“Taylor Swift: The Eras Tour” is currently shaking up the entire film industry and has overtaken numerous blockbusters this year in cinema with an incredible worldwide box office of approximately $125 million during its opening weekend. It is not only exciting that a music documentary can generate so much attention on the big screen, but that Taylor Swift brought the film to the cinemas almost on his own initiative.
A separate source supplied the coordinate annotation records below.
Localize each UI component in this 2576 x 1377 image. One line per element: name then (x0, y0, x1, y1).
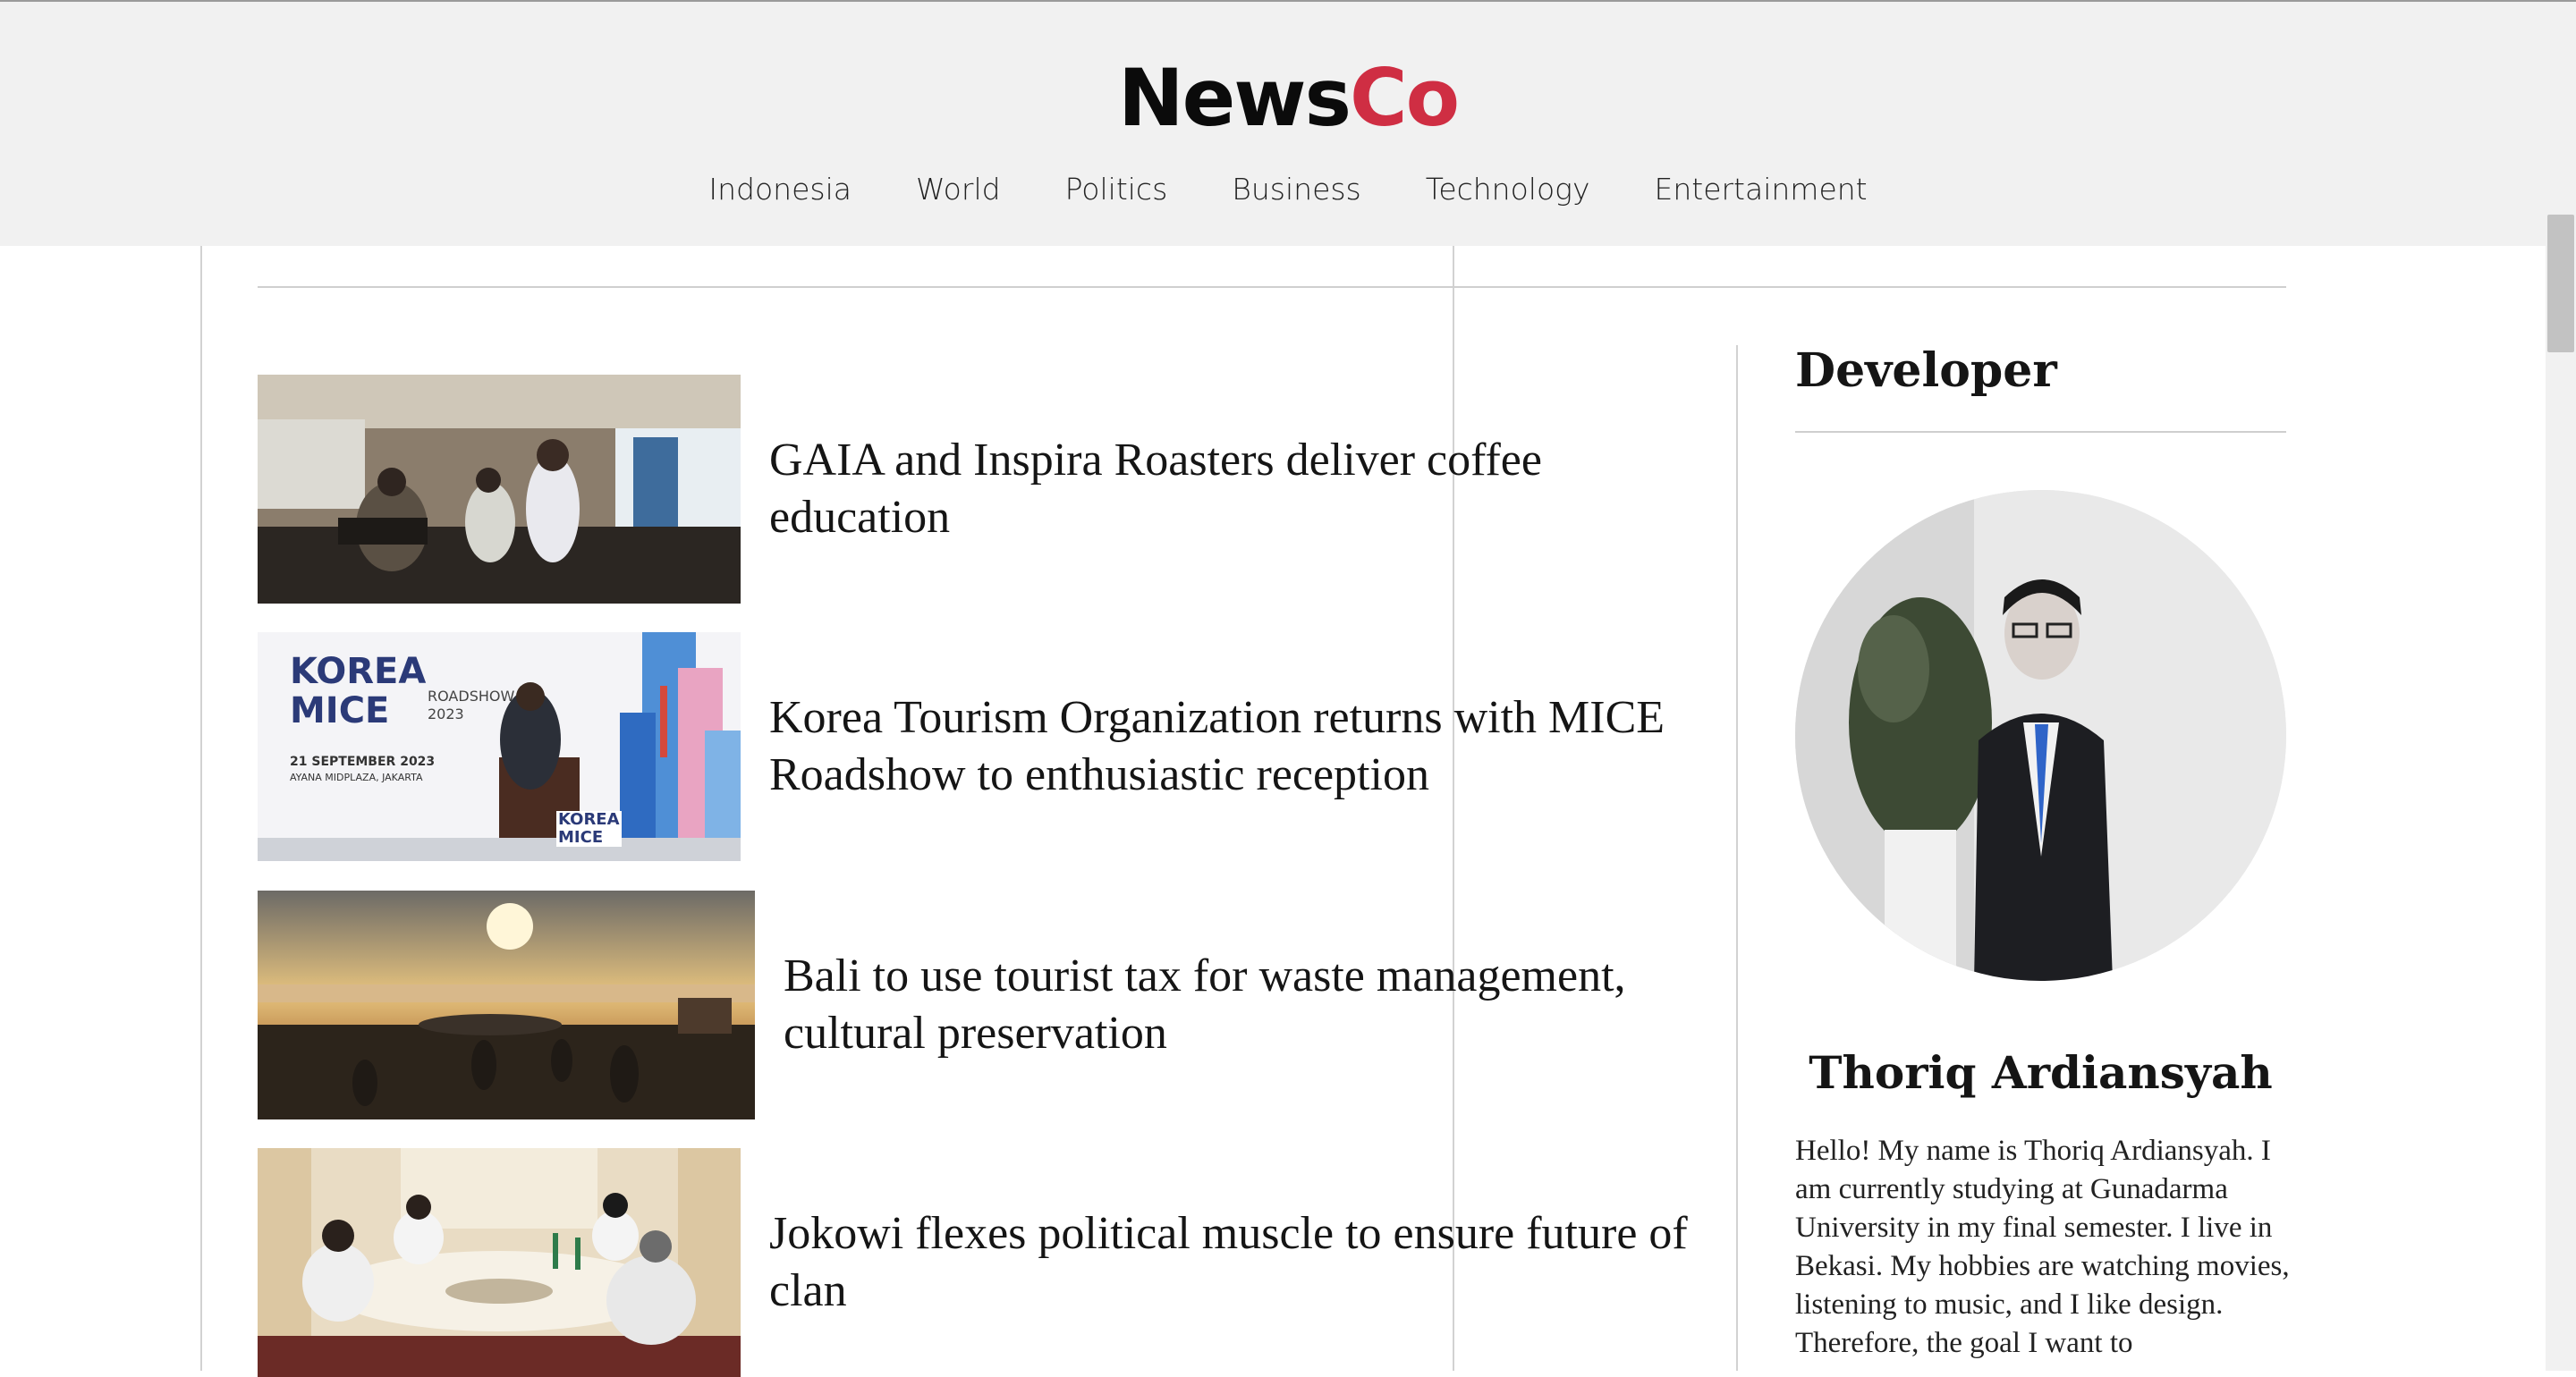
podium-label: KOREA MICE (556, 810, 622, 847)
article-title[interactable]: Bali to use tourist tax for waste manage… (784, 948, 1714, 1062)
sidebar-heading: Developer (1795, 343, 2057, 398)
nav-indonesia[interactable]: Indonesia (708, 172, 852, 207)
scrollbar-thumb[interactable] (2547, 215, 2574, 352)
nav-politics[interactable]: Politics (1065, 172, 1168, 207)
logo-text-news: News (1117, 52, 1352, 144)
article-title[interactable]: GAIA and Inspira Roasters deliver coffee… (769, 432, 1699, 546)
article-thumbnail[interactable] (258, 891, 755, 1119)
top-divider (258, 286, 2286, 288)
site-header: NewsCo Indonesia World Politics Business… (0, 0, 2576, 246)
article-thumbnail[interactable]: KOREA MICE ROADSHOW 2023 21 SEPTEMBER 20… (258, 632, 741, 861)
sidebar-divider (1736, 345, 1738, 1371)
banner-date: 21 SEPTEMBER 2023 AYANA MIDPLAZA, JAKART… (290, 755, 436, 783)
site-logo[interactable]: NewsCo (0, 45, 2576, 152)
scrollbar-track[interactable] (2546, 213, 2576, 1371)
developer-bio: Hello! My name is Thoriq Ardiansyah. I a… (1795, 1135, 2290, 1359)
logo-text-co: Co (1349, 52, 1460, 144)
main-nav: Indonesia World Politics Business Techno… (0, 172, 2576, 207)
article-thumbnail[interactable] (258, 1148, 741, 1377)
article-item[interactable]: KOREA MICE ROADSHOW 2023 21 SEPTEMBER 20… (258, 632, 1699, 861)
article-item[interactable]: GAIA and Inspira Roasters deliver coffee… (258, 375, 1699, 604)
developer-name: Thoriq Ardiansyah (1809, 1046, 2273, 1099)
nav-technology[interactable]: Technology (1426, 172, 1590, 207)
banner-subtitle: ROADSHOW 2023 (428, 688, 515, 722)
article-thumbnail[interactable] (258, 375, 741, 604)
developer-avatar (1795, 490, 2286, 981)
banner-title: KOREA MICE (290, 651, 427, 731)
article-item[interactable]: Jokowi flexes political muscle to ensure… (258, 1148, 1699, 1377)
nav-world[interactable]: World (916, 172, 1001, 207)
article-title[interactable]: Jokowi flexes political muscle to ensure… (769, 1205, 1699, 1320)
nav-business[interactable]: Business (1232, 172, 1361, 207)
sidebar-heading-divider (1795, 431, 2286, 433)
article-item[interactable]: Bali to use tourist tax for waste manage… (258, 891, 1714, 1119)
article-title[interactable]: Korea Tourism Organization returns with … (769, 689, 1699, 804)
nav-entertainment[interactable]: Entertainment (1654, 172, 1867, 207)
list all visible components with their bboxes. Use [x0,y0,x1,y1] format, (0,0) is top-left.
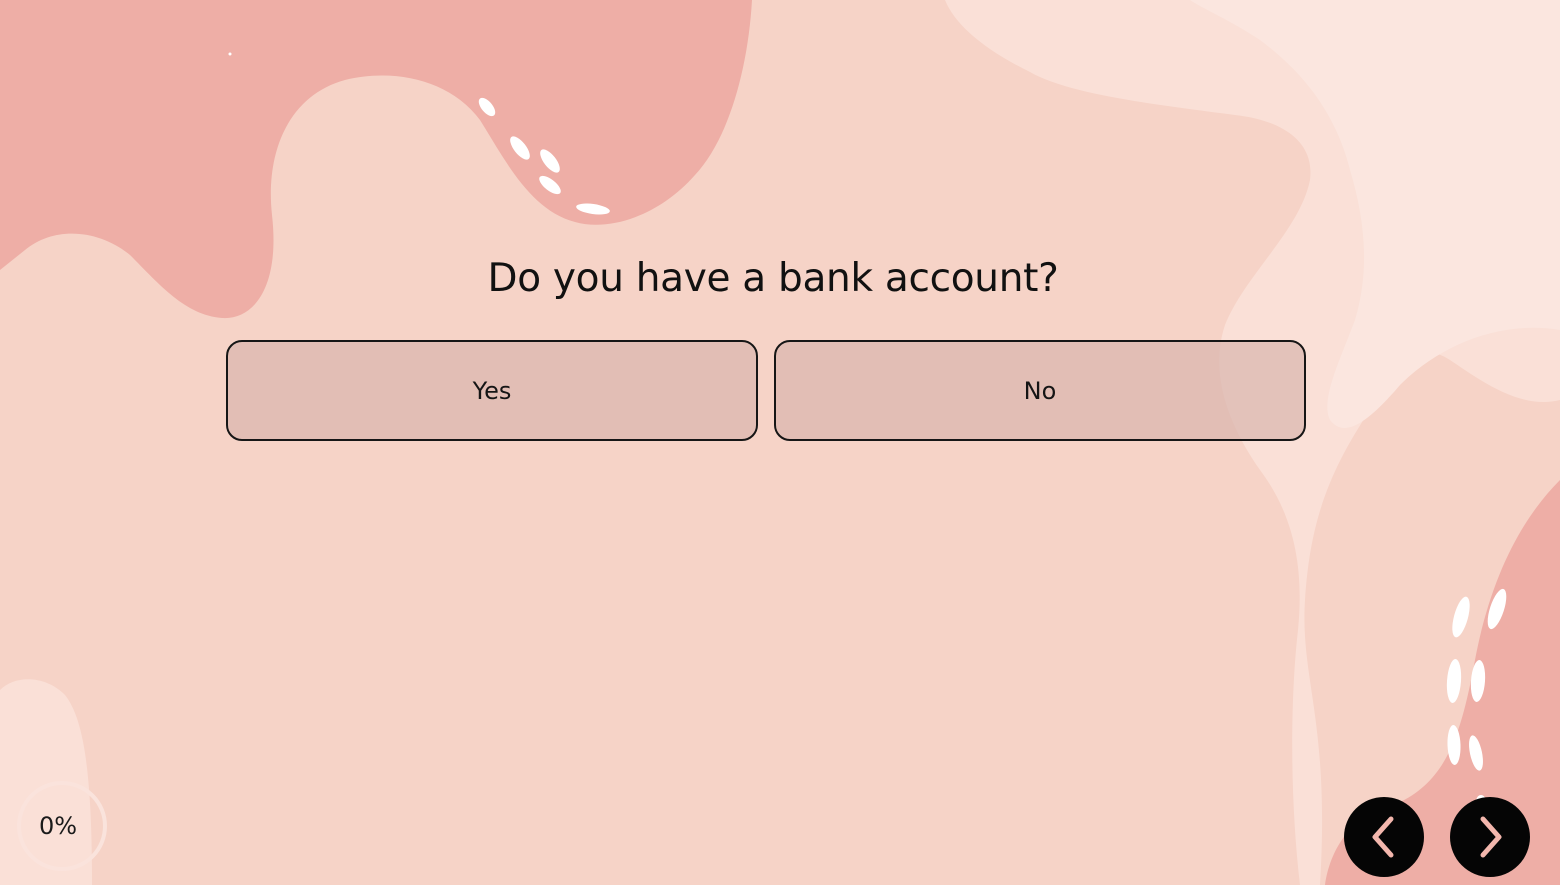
option-yes-label: Yes [472,376,512,405]
option-no-label: No [1023,376,1057,405]
survey-screen: Do you have a bank account? Yes No 0% [0,0,1560,885]
next-button[interactable] [1450,797,1530,877]
chevron-left-icon [1372,816,1394,858]
chevron-right-icon [1480,816,1502,858]
previous-button[interactable] [1344,797,1424,877]
option-no-button[interactable]: No [774,340,1306,441]
progress-percent: 0% [38,812,78,840]
option-yes-button[interactable]: Yes [226,340,758,441]
decorative-background [0,0,1560,885]
progress-indicator: 0% [16,780,108,872]
question-title: Do you have a bank account? [487,256,1059,301]
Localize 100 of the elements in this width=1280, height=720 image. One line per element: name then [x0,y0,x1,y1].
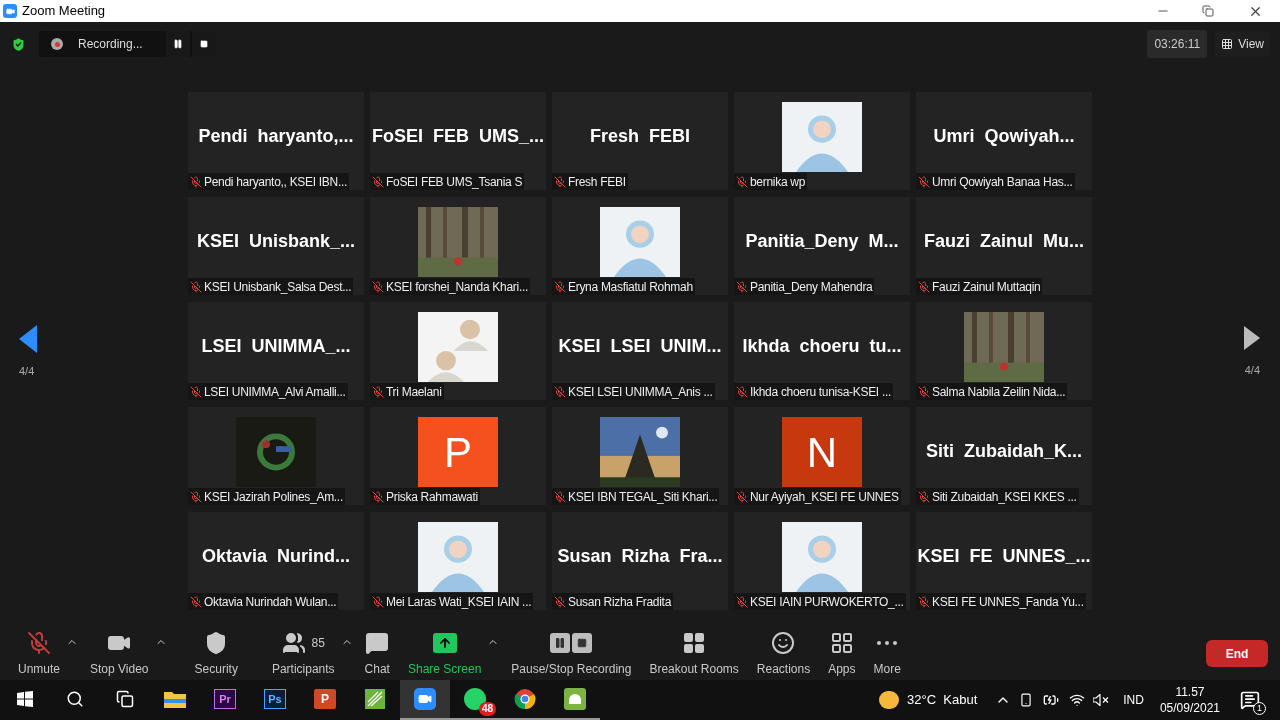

Also a film buff and ‘Oppenheimer’ director Christopher Nolan has nothing but admiration for it and spoke on one about the phenomenon ‘The Eras Tour’ in international cinemas: “Taylor Swift shows it to the studios, because her concert film is not distributed via the studios, but directly via cinema operator AMC and generates a lot of money. And that’s the point, because this format, this way of seeing things and sharing stories, is incredibly valuable. And if the studios don’t want to do it, someone else will. That’s just the truth.”
Film studios like Warner, Disney and Universal or streaming services like Netflix or Amazon are often behind blockbusters of this magnitude. Swift had also collaborated with streamers on her previous concert films. Her documentary “Reputation Stadium Tour” and “Miss Americana” were released on Netflix, while her “Folklore: The Long Pond Studio Sessions” were released on Disney+. However, after Swift’s “Eras” concert tour broke records this year and left many fans without concert tickets, Swift apparently decided to release her new film in a slightly different way.
Taylor Swift fights for her rights – a role model for film culture?
Taylor Swift is solely behind the production of ‘The Eras Tour’ and signed a direct deal with the American cinema chain AMC, without the intervention of major studios or distributors. Although negotiations took place with larger studios, the poor conditions for Swift are said to have caused her to turn away from the household names.
This move doesn’t actually come as a surprise to Swifties, because if there’s one thing we’ve learned about Taylor Swift in recent years, it’s that that she is reluctant to share the rights to her creative work. She is currently in the process of re-recording all of her albums made under her old label’s contract so that she can finally call all of her music her own. Fans are now eagerly awaiting her 2014 hit album “1989” as “Taylor’s Version” at the end of October this year.
Christopher Nolan is also a regular champion of cinema
Through the direct contract with AMC, Swift was able to lock in tickets for ‘The Eras Tour’ at a self-determined price of 19.89 euros or US dollars for adults and 13.13 euros or US dollars for children. A whopping 57% of the proceeds go straight back to Swift and her production company, while a significant percentage of that would normally go to a studio – which doesn’t exist here.
It’s no surprise that filmmaker Christopher Nolan takes his hat off to this. How the director himself announced his collaboration with Warner Bros. during the corona pandemic. that increasingly wanted to expand major releases to the streamer HBO Max. His blockbuster “Oppenheimer” was eventually distributed by Universal and had a successful worldwide theatrical release. So it’s no surprise that Nolan is also taking a stand for Taylor Swift’s corporate culture in cinema. We can’t wait to see who in the industry will learn a lesson from the pop singer in the future.